En plus de ces bien belles choses, j'apprends qu'il est également célèbre pour sa pièce de dix francs de 1974, son logotype d'Antenne 2 de 1975, et ses timbres postaux. Donc je le "connaissais" !
Nous redescendons vers la deuxième partie de l'expo.
"Deux expositions en une pour célébrer l'un des peintres les plus productifs de la fin du XXème siècle, Georges Mathieu. La 1ère partie présente une très large rétrospective de son travail pictural et la 2ème permet à des acteurs majeurs de la scène graffiti, tels que Jonone, Nassyo, ou Lek & Sowat, de lui rendre un bel hommage" (Monnaie de Paris, jusqu'au 7 septembre 2025, voir ici).
Là aussi, j'en ai pris plein la vue et j'ai préféré prendre les cartels : c'est tout de même d'un autre niveau que mon babillage.
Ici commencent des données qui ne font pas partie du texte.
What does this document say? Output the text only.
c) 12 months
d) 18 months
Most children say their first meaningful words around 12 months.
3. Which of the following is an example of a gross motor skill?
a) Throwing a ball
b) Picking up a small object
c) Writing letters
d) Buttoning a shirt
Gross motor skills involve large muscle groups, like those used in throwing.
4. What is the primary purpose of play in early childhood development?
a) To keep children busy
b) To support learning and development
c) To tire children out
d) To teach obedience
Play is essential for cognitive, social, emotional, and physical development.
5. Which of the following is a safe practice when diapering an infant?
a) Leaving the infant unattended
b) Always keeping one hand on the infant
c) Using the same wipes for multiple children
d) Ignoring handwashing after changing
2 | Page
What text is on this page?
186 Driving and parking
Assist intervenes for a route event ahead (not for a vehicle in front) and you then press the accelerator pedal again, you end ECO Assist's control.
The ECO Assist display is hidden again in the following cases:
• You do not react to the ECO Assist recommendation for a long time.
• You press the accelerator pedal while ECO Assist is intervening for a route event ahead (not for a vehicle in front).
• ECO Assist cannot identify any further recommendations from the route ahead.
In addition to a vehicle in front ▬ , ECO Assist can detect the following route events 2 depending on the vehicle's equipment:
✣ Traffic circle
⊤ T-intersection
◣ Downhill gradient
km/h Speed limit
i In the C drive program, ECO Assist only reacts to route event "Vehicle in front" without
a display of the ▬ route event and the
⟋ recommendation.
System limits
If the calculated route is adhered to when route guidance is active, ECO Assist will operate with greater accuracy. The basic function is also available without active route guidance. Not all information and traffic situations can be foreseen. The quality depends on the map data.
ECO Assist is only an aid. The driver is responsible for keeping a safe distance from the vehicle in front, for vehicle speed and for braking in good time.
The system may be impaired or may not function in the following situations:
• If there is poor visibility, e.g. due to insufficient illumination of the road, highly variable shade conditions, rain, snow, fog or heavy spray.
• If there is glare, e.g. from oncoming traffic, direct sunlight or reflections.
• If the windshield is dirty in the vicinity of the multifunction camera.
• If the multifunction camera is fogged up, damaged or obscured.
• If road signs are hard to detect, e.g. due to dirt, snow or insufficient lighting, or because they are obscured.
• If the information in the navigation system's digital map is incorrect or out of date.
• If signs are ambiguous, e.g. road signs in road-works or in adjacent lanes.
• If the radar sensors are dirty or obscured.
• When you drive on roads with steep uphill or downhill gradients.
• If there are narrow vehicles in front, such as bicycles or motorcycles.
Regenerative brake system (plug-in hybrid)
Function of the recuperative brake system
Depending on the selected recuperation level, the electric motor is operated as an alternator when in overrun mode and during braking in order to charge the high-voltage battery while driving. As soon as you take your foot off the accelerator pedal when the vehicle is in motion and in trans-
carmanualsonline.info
Après cette visite vraiment très intéressante et instructive, j'ai voulu en savoir un peu plus sur le gars, j'ai donc emprunté un bouquin à la médiathèque au mois d'août (relire ici). J'ai pu redécouvrir tranquillement sa carrière et constater que l'œuvre est bien plus intéressante que le bonhomme qui se revendiquait royaliste : né en 1921, je me demande ce qu'il a pu faire entre 1940 et 1945. Mais je digresse une fois de plus.
Au prochain épisode, on reprend les balades dans les rues.